In the most recent issue of my diocesan newspaper, a question referring to God’s gender caught my eye. Father Mike, a local priest, answered the question, “Why do you refer to God as “he”? Are you implying that God is male? Doesn’t this support a patriarchal worldview?”
Father Mike’s response got off to an OK start — he affirmed the Catechism’s teaching that ‘God is pure spirit in which there is no place for the difference between the sexes,’ and went on to say that the Church considers using identification with a male God to oppress women as a grave evil. Then, he insisted that because God is a “who” instead of an “it,” we must use pronouns that affirm God’s personhood. And we use the pronoun “he” because Jesus told us to think of God as “our father.” Father Mike’s final say? “Apparently, he wants to be called ‘father.'”
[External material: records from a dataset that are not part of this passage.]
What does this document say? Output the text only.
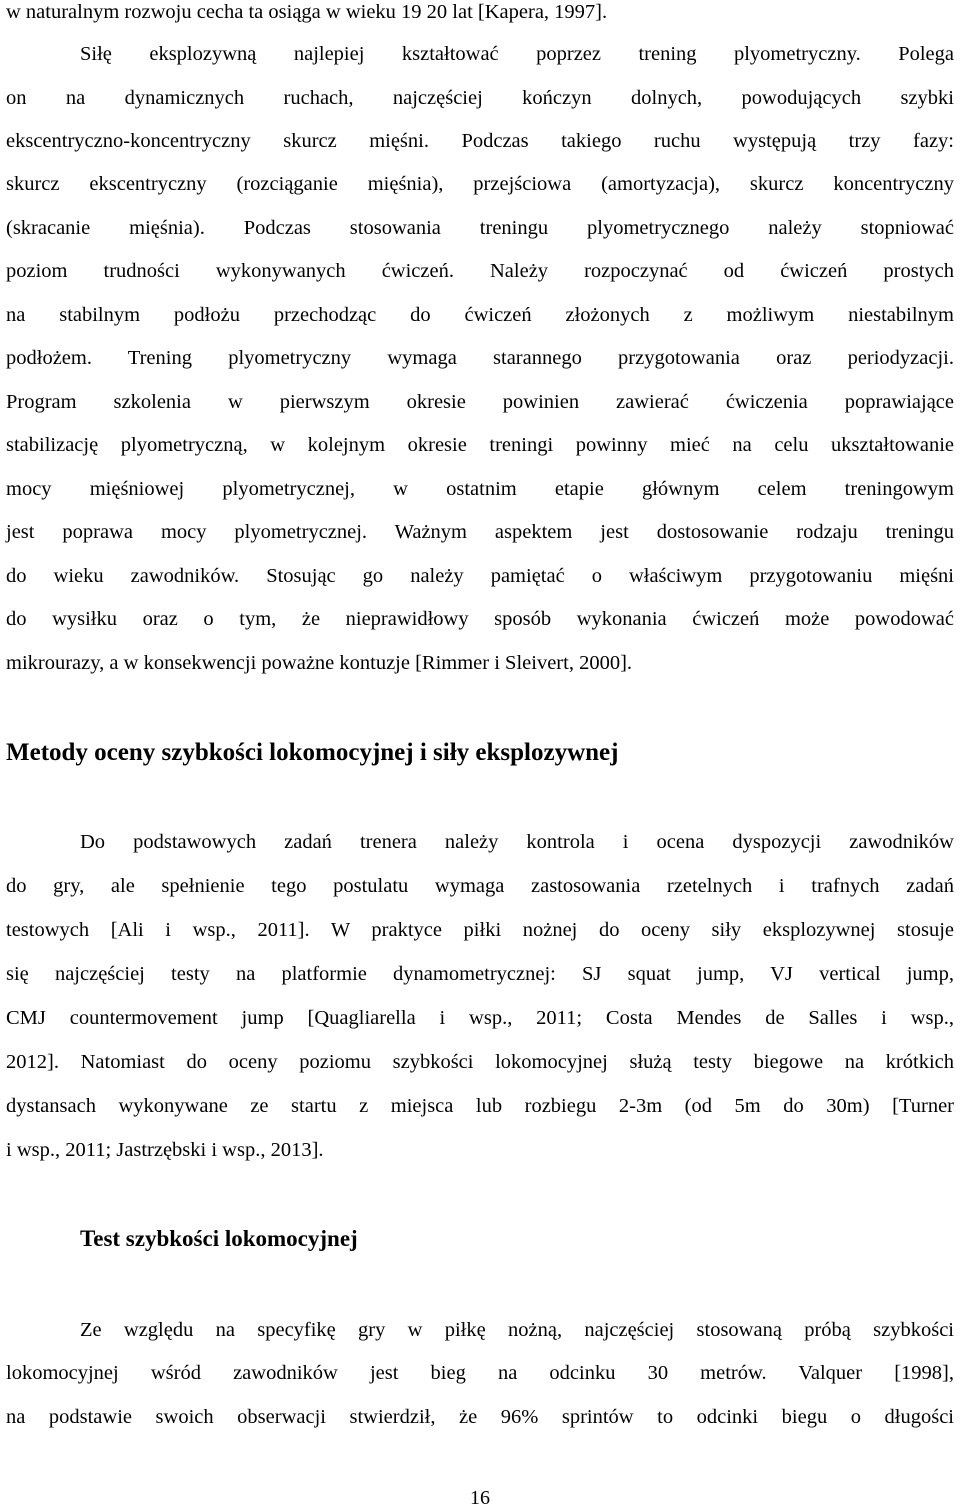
w naturalnym rozwoju cecha ta osiąga w wieku 19 20 lat [Kapera, 1997].
Siłę eksplozywną najlepiej kształtować poprzez trening plyometryczny. Polega
on na dynamicznych ruchach, najczęściej kończyn dolnych, powodujących szybki
ekscentryczno-koncentryczny skurcz mięśni. Podczas takiego ruchu występują trzy fazy:
skurcz ekscentryczny (rozciąganie mięśnia), przejściowa (amortyzacja), skurcz koncentryczny
(skracanie mięśnia). Podczas stosowania treningu plyometrycznego należy stopniować
poziom trudności wykonywanych ćwiczeń. Należy rozpoczynać od ćwiczeń prostych
na stabilnym podłożu przechodząc do ćwiczeń złożonych z możliwym niestabilnym
podłożem. Trening plyometryczny wymaga starannego przygotowania oraz periodyzacji.
Program szkolenia w pierwszym okresie powinien zawierać ćwiczenia poprawiające
stabilizację plyometryczną, w kolejnym okresie treningi powinny mieć na celu ukształtowanie
mocy mięśniowej plyometrycznej, w ostatnim etapie głównym celem treningowym
jest poprawa mocy plyometrycznej. Ważnym aspektem jest dostosowanie rodzaju treningu
do wieku zawodników. Stosując go należy pamiętać o właściwym przygotowaniu mięśni
do wysiłku oraz o tym, że nieprawidłowy sposób wykonania ćwiczeń może powodować
mikrourazy, a w konsekwencji poważne kontuzje [Rimmer i Sleivert, 2000].
Metody oceny szybkości lokomocyjnej i siły eksplozywnej
Do podstawowych zadań trenera należy kontrola i ocena dyspozycji zawodników
do gry, ale spełnienie tego postulatu wymaga zastosowania rzetelnych i trafnych zadań
testowych [Ali i wsp., 2011]. W praktyce piłki nożnej do oceny siły eksplozywnej stosuje
się najczęściej testy na platformie dynamometrycznej: SJ squat jump, VJ vertical jump,
CMJ countermovement jump [Quagliarella i wsp., 2011; Costa Mendes de Salles i wsp.,
2012]. Natomiast do oceny poziomu szybkości lokomocyjnej służą testy biegowe na krótkich
dystansach wykonywane ze startu z miejsca lub rozbiegu 2-3m (od 5m do 30m) [Turner
i wsp., 2011; Jastrzębski i wsp., 2013].
Test szybkości lokomocyjnej
Ze względu na specyfikę gry w piłkę nożną, najczęściej stosowaną próbą szybkości
lokomocyjnej wśród zawodników jest bieg na odcinku 30 metrów. Valquer [1998],
na podstawie swoich obserwacji stwierdził, że 96% sprintów to odcinki biegu o długości
16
The easy dismissal of the complexities of the issue pained me. Where is the discussion about the fact that subtleties in meaning can easily be lost in translation? For example, the English language — and many other languages — are incredibly limited in that there is no pronoun to describe a person who is neither female nor male, or both female and male, and yet these people exist in the physical and not just the spiritual realm. Where is the suggestion that, even though most translations of the Bible use “he” as the default pronoun, a translation of God as “she” would be equally accuratein light of what’s been lain out in the Catechism? At the very least, I would have appreciated an affirmation that referring to God as She in conversation outside of strict Biblical reading is perfectly acceptable for Catholics.
Instead, Father Mike never took that step of aligning God with the word “She.” Instead, he shrugged the question off — perhaps because of the prevailing belief in our culture that the use of “he” as the default pronoun doesn’t really “matter” because “everyone knows male pronouns can be used to refer to all humans.” In actuality, this means that it “doesn’t really matter” to most of the culture when women are invisible. And we can become so used to our invisibility that we can begin to believe in it ourselves, despite the fact that this goes against what we believe as Catholics about the dignity and worthiness of every human being.
When I was a child, I marked up all my CCD books with inclusive language. As an adult, I replace “he” with “God” in most of the congregational responses throughout the Mass, and I drop “men” out of “for us men and for our salvation” when I say the Creed. As an editor for a feminist organization, I know the power that words have to shape reality, and I try to be careful to choose my words accordingly to create a more just reality.
But it wasn’t until I attended Reverend Regina Nicolosi’s Mass three years ago that I experienced truly inclusive language — not just dropping the ‘he,’ but hearing the ‘she.’ And this time I couldn’t say the Creed or sing the hymns because I was crying. Despite my quiet resistance to the default male pronoun, I never realized how I’d numbed myself to the pain of being invisible until, for one hour, that feeling was gone, for one hour I felt both fully woman and fully Catholic, and that both parts of me were sacred.
Although I haven’t had the opportunity to attend another Mass said by a woman priest, I have occasionally had the fortune of attending other Masses with gender inclusive language. And every time I encounter it, I can’t keep from crying tears of joy. And isn’t that what encountering God is all about? Being overwhelmed with the Joy of being part of the Creator’s family, perfect in God’s image, just the way S/He intended you to be? That’s a realization that’s worth fighting for.